Summary & Overview
CPT 61580: Craniofacial Approach to Anterior Cranial Fossa, Extradural Lesion
CPT code 61580 represents a craniofacial surgical approach to the anterior cranial fossa to expose extradural lesions or skull base defects. This code captures the access procedure rather than definitive resection or reconstruction, which should be billed separately. Nationally, accurate reporting of access procedures like 61580 is important for appropriate surgical episode coding, resource allocation, and consistent payment for complex skull base surgery.
Key payers covered in this analysis include Aetna, Blue Cross Blue Shield, Cigna Health, UnitedHealthcare, and Medicare.
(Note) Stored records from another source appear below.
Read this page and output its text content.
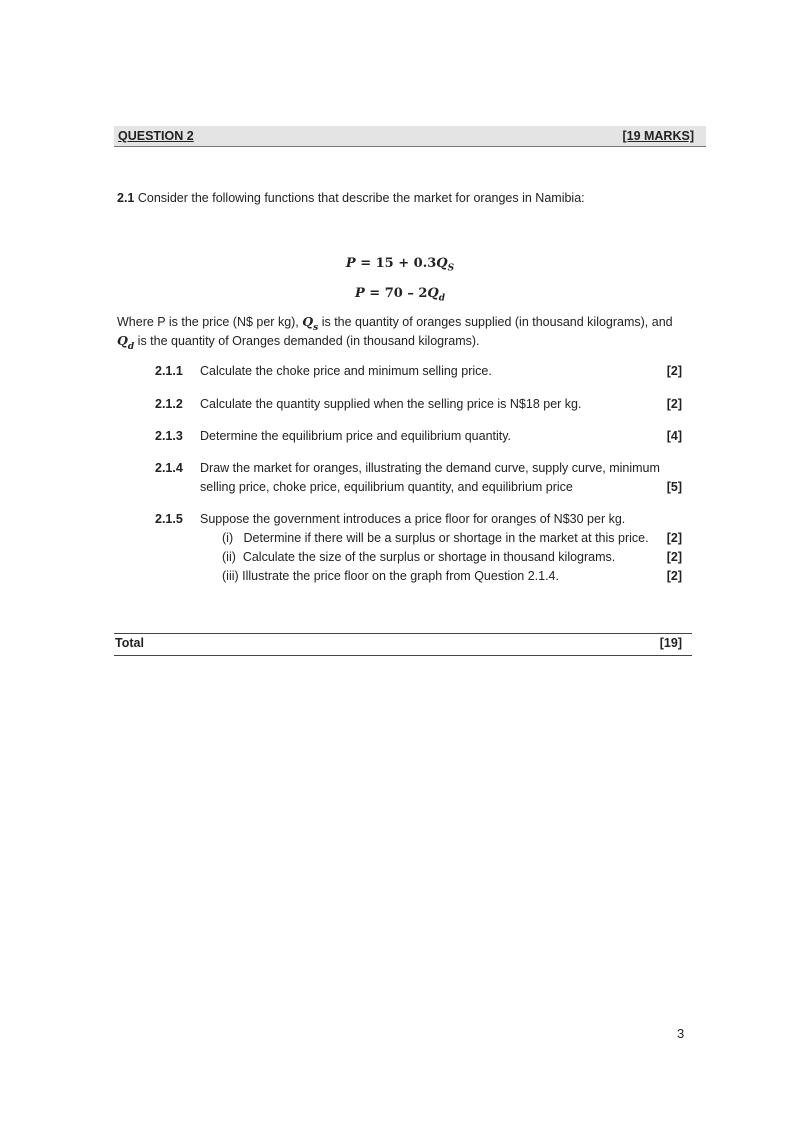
QUESTION 2	[19 MARKS]
2.1 Consider the following functions that describe the market for oranges in Namibia:
$P = 15 + 0.3Q_S$
$P = 70 - 2Q_d$
Where P is the price (N$ per kg), $Q_s$ is the quantity of oranges supplied (in thousand kilograms), and
$Q_d$ is the quantity of Oranges demanded (in thousand kilograms).
2.1.1 Calculate the choke price and minimum selling price.	[2]
2.1.2 Calculate the quantity supplied when the selling price is N$18 per kg.	[2]
2.1.3 Determine the equilibrium price and equilibrium quantity.	[4]
2.1.4 Draw the market for oranges, illustrating the demand curve, supply curve, minimum
selling price, choke price, equilibrium quantity, and equilibrium price	[5]
2.1.5 Suppose the government introduces a price floor for oranges of N$30 per kg.
(i)   Determine if there will be a surplus or shortage in the market at this price. [2]
(ii)  Calculate the size of the surplus or shortage in thousand kilograms.	[2]
(iii) Illustrate the price floor on the graph from Question 2.1.4.	[2]
Total	[19]
3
The publication outlines payer coverage considerations and common modifiers that may be applied to craniofacial skull base access procedures.
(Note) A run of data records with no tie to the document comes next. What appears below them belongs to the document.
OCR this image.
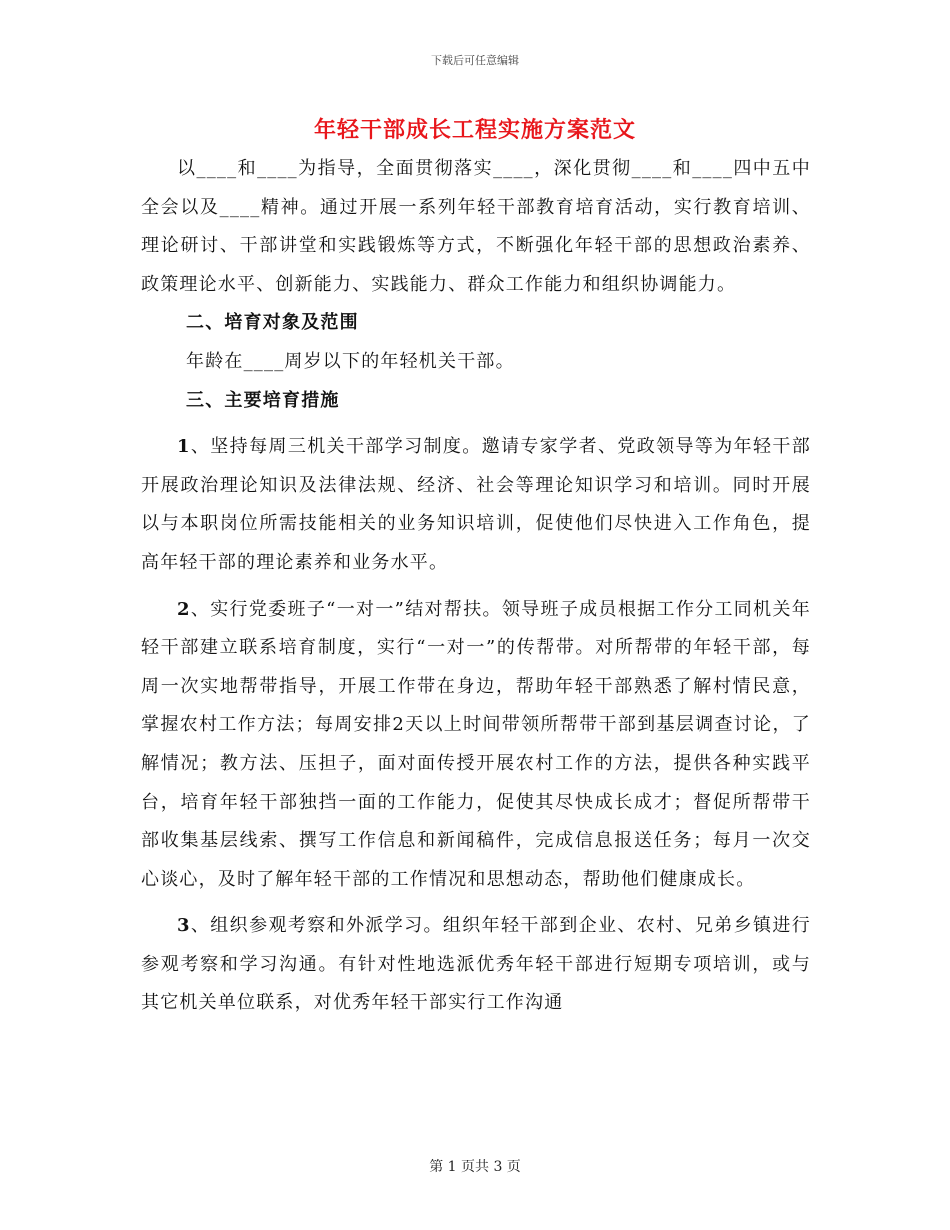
下载后可任意编辑
年轻干部成长工程实施方案范文

以____和____为指导，全面贯彻落实____，深化贯彻____和____四中五中全会以及____精神。通过开展一系列年轻干部教育培育活动，实行教育培训、理论研讨、干部讲堂和实践锻炼等方式，不断强化年轻干部的思想政治素养、政策理论水平、创新能力、实践能力、群众工作能力和组织协调能力。

二、培育对象及范围

年龄在____周岁以下的年轻机关干部。

三、主要培育措施

1、坚持每周三机关干部学习制度。邀请专家学者、党政领导等为年轻干部开展政治理论知识及法律法规、经济、社会等理论知识学习和培训。同时开展以与本职岗位所需技能相关的业务知识培训，促使他们尽快进入工作角色，提高年轻干部的理论素养和业务水平。

2、实行党委班子“一对一”结对帮扶。领导班子成员根据工作分工同机关年轻干部建立联系培育制度，实行“一对一”的传帮带。对所帮带的年轻干部，每周一次实地帮带指导，开展工作带在身边，帮助年轻干部熟悉了解村情民意，掌握农村工作方法；每周安排2天以上时间带领所帮带干部到基层调查讨论，了解情况；教方法、压担子，面对面传授开展农村工作的方法，提供各种实践平台，培育年轻干部独挡一面的工作能力，促使其尽快成长成才；督促所帮带干部收集基层线索、撰写工作信息和新闻稿件，完成信息报送任务；每月一次交心谈心，及时了解年轻干部的工作情况和思想动态，帮助他们健康成长。

3、组织参观考察和外派学习。组织年轻干部到企业、农村、兄弟乡镇进行参观考察和学习沟通。有针对性地选派优秀年轻干部进行短期专项培训，或与其它机关单位联系，对优秀年轻干部实行工作沟通

第 1 页共 3 页
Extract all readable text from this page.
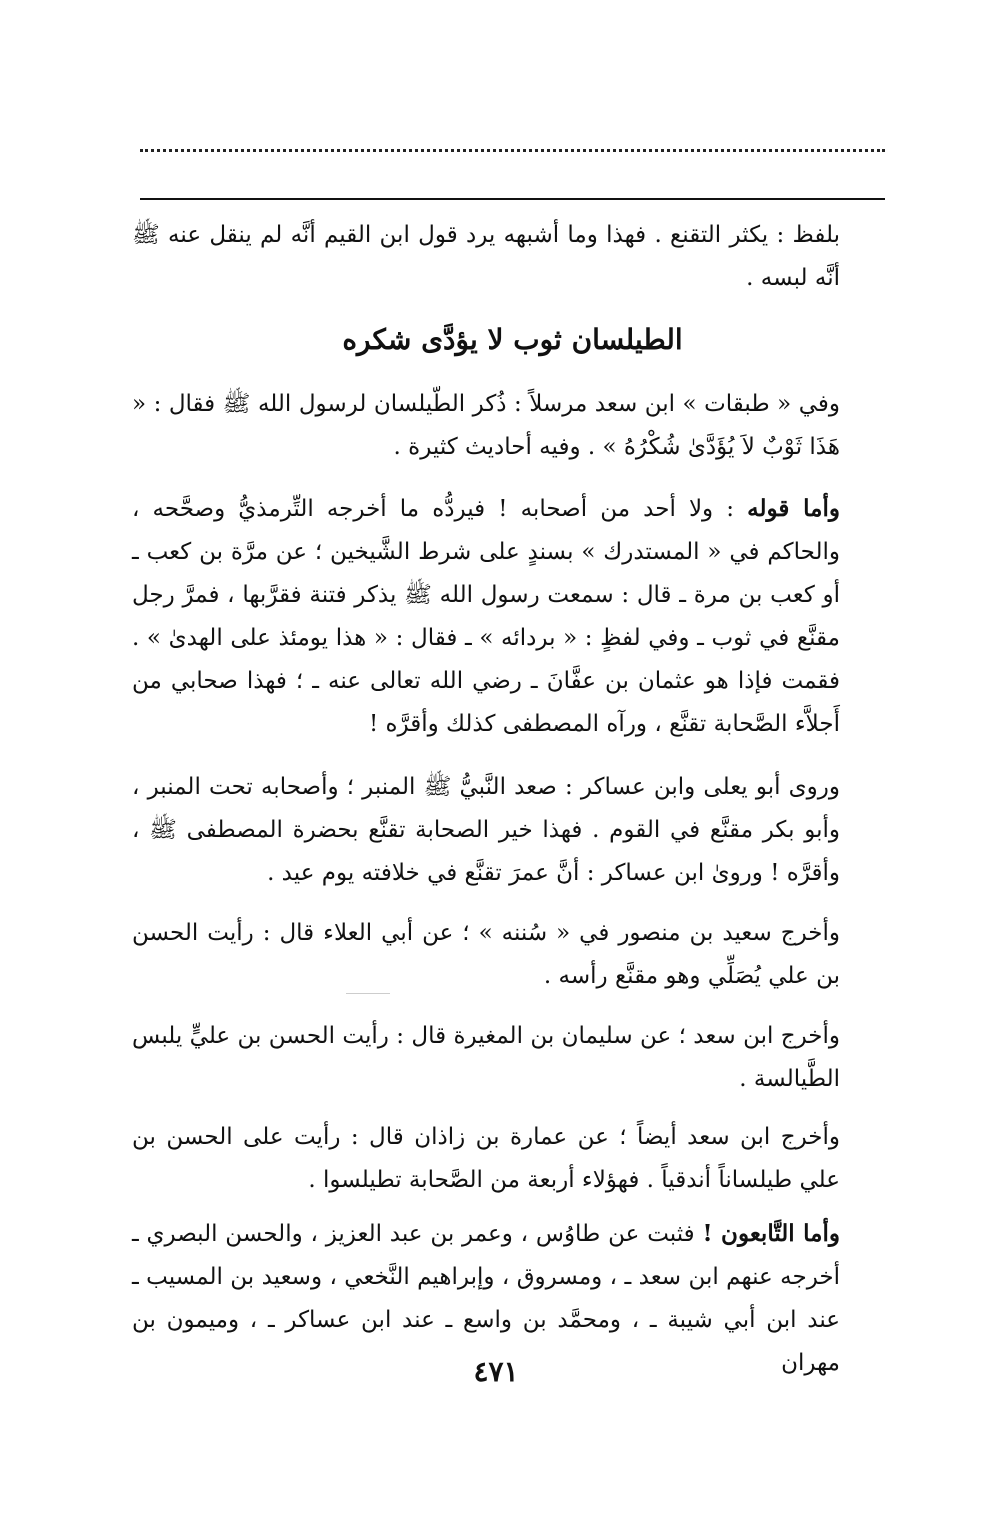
بلفظ : يكثر التقنع . فهذا وما أشبهه يرد قول ابن القيم أنَّه لم ينقل عنه ﷺ أنَّه لبسه .

الطيلسان ثوب لا يؤدَّى شكره

وفي « طبقات » ابن سعد مرسلاً : ذُكر الطّيلسان لرسول الله ﷺ فقال : « هَذَا ثَوْبٌ لاَ يُؤَدَّىٰ شُكْرُهُ » . وفيه أحاديث كثيرة .

وأما قوله : ولا أحد من أصحابه ! فيردُّه ما أخرجه التِّرمذيُّ وصحَّحه ، والحاكم في « المستدرك » بسندٍ على شرط الشَّيخين ؛ عن مرَّة بن كعب ـ أو كعب بن مرة ـ قال : سمعت رسول الله ﷺ يذكر فتنة فقرَّبها ، فمرَّ رجل مقنَّع في ثوب ـ وفي لفظٍ : « بردائه » ـ فقال : « هذا يومئذ على الهدىٰ » . فقمت فإذا هو عثمان بن عفَّانَ ـ رضي الله تعالى عنه ـ ؛ فهذا صحابي من أَجلاَّء الصَّحابة تقنَّع ، ورآه المصطفى كذلك وأقرَّه !

وروى أبو يعلى وابن عساكر : صعد النَّبيُّ ﷺ المنبر ؛ وأصحابه تحت المنبر ، وأبو بكر مقنَّع في القوم . فهذا خير الصحابة تقنَّع بحضرة المصطفى ﷺ ، وأقرَّه ! ورویٰ ابن عساكر : أنَّ عمرَ تقنَّع في خلافته يوم عيد .

وأخرج سعيد بن منصور في « سُننه » ؛ عن أبي العلاء قال : رأيت الحسن بن علي يُصَلِّي وهو مقنَّع رأسه .

وأخرج ابن سعد ؛ عن سليمان بن المغيرة قال : رأيت الحسن بن عليٍّ يلبس الطَّيالسة .

وأخرج ابن سعد أيضاً ؛ عن عمارة بن زاذان قال : رأيت على الحسن بن علي طيلساناً أندقياً . فهؤلاء أربعة من الصَّحابة تطيلسوا .

وأما التَّابعون ! فثبت عن طاوُس ، وعمر بن عبد العزيز ، والحسن البصري ـ أخرجه عنهم ابن سعد ـ ، ومسروق ، وإبراهيم النَّخعي ، وسعيد بن المسيب ـ عند ابن أبي شيبة ـ ، ومحمَّد بن واسع ـ عند ابن عساكر ـ ، وميمون بن مهران

٤٧١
Readers will learn the clinical context and service setting for CPT code 61580, the typical services encompassed by the approach (including lateral rhinotomy, ethmoidectomy, and sphenoidectomy), and what elements are not included in the single code (additional resections and reconstructions). The report also summarizes benchmarks and policy-relevant points affecting coding practices, documentation expectations, and payer considerations for surgical access procedures at the skull base. Data not available in the input is noted where applicable.
Billing Code Overview
CPT code 61580 describes a craniofacial approach to the anterior cranial fossa to expose an extradural skull base lesion or defect. The procedure includes approaches such as lateral rhinotomy, ethmoidectomy, and sphenoidectomy when performed as part of the access, while separate resections, repairs, or reconstructions are reported separately.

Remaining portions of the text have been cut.